The open invitation comes as the US Federal Trade Commission launches an investigation into OpenAI’s data collection and security practices, and policymakers and corporations are questioning how safe using ChatGPT is.
“[It’s] crowdsourcing volunteers to jump in and do fun security stuff,” Halborn Co-founder & CISO Steven Walbroehl told Decrypt. “It’s a networking opportunity, and a chance to be [on] the frontline of tech.
“Hackers—the best ones—like to hack the newest emerging tech,” Walbroehl added.
To sweeten the deal, OpenAI says red team members will be compensated, and no prior experience with AI is necessary—only a willingness to contribute diverse perspectives.
“We’re announcing an open call for the OpenAI Red Teaming Network and invite domain experts interested in improving the safety of OpenAI’s models to join our efforts,” OpenAI wrote. “We are looking for experts from various fields to collaborate with us in rigorously evaluating and red-teaming our AI models.”
Red teams refer to cybersecurity professionals who are experts at attacking—also known as penetration testing or pen-testing—systems and exposing vulnerabilities.
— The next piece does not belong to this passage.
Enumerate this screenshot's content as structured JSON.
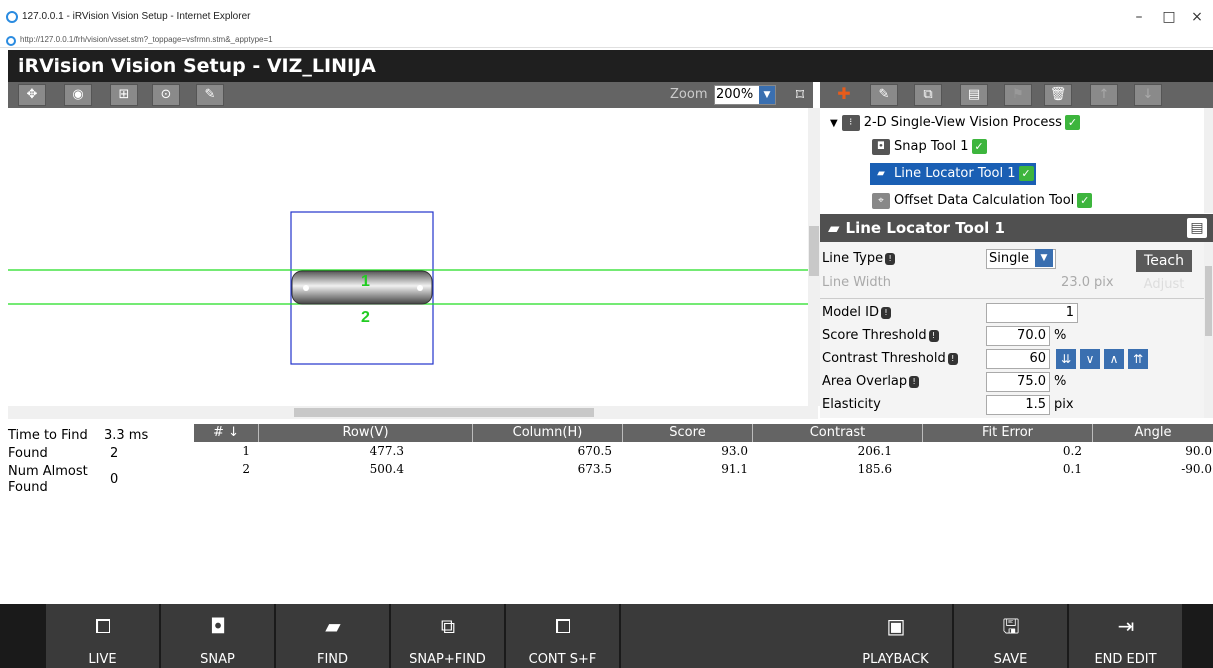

In contrast, blue teams describe cybersecurity professionals who defend systems against attacks.
“Beyond joining the network, there are other collaborative opportunities to contribute to AI safety,” OpenAI continued. “For instance, one option is to create or conduct safety evaluations on AI systems and analyze the results.”
Launched in 2015, OpenAI entered the public eye late last year with the public launch of ChatGPT and the more advanced GPT-4 in March, taking the tech world by storm and ushering generative AI into the mainstream.
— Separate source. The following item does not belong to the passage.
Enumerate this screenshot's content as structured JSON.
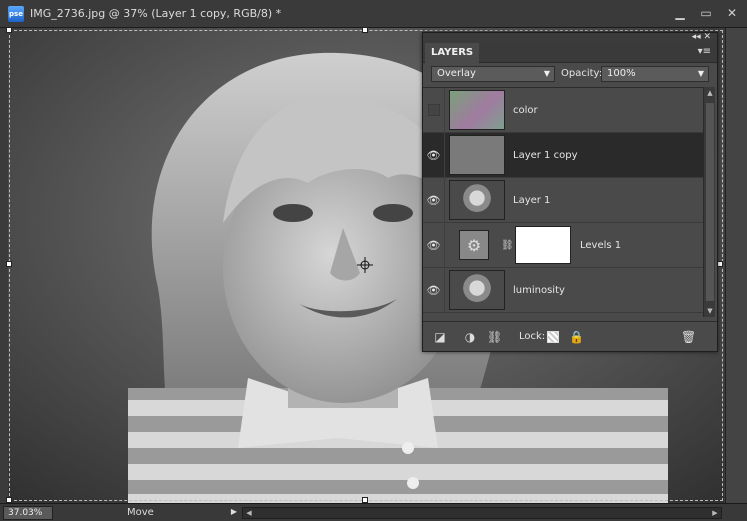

In July, OpenAI joined Google, Microsoft, and others in pledging to commit to developing safe and secure AI tools.
While generative AI tools like ChatGPT have revolutionized how people create content and consume information, AI chatbots have not been without controversy, drawing claims of bias, racism, lying (hallucinating), and lacking transparency regarding how and where user data is stored.
Concerns over user privacy led several countries, including Italy, Russia, China, North Korea, Cuba, Iran, and Syria, to implement bans on using ChatGPT within their borders. In response, OpenAI updated ChatGPT to include a delete chat history function to boost user privacy.
The Red Team program is the latest play by OpenAI to attract top security professionals to help evaluate its technology. In June, OpenAI pledged $1 million towards cybersecurity measures and initiatives that use artificial intelligence.
While the company said researchers are not restricted from publishing their findings or pursuing other opportunities, OpenAI noted that members of the program should be aware that involvement in red teaming and other projects are often subject to Non-Disclosure Agreements (NDAs) or “must remain confidential for an indefinite period.”
“We encourage creativity and experimentation in evaluating AI systems,” OpenAI concluded. “Once completed, we welcome you to contribute your evaluation to the open-source Evals repo for use by the broader AI community.”
OpenAI did not immediately return Decrypt’s request for comment.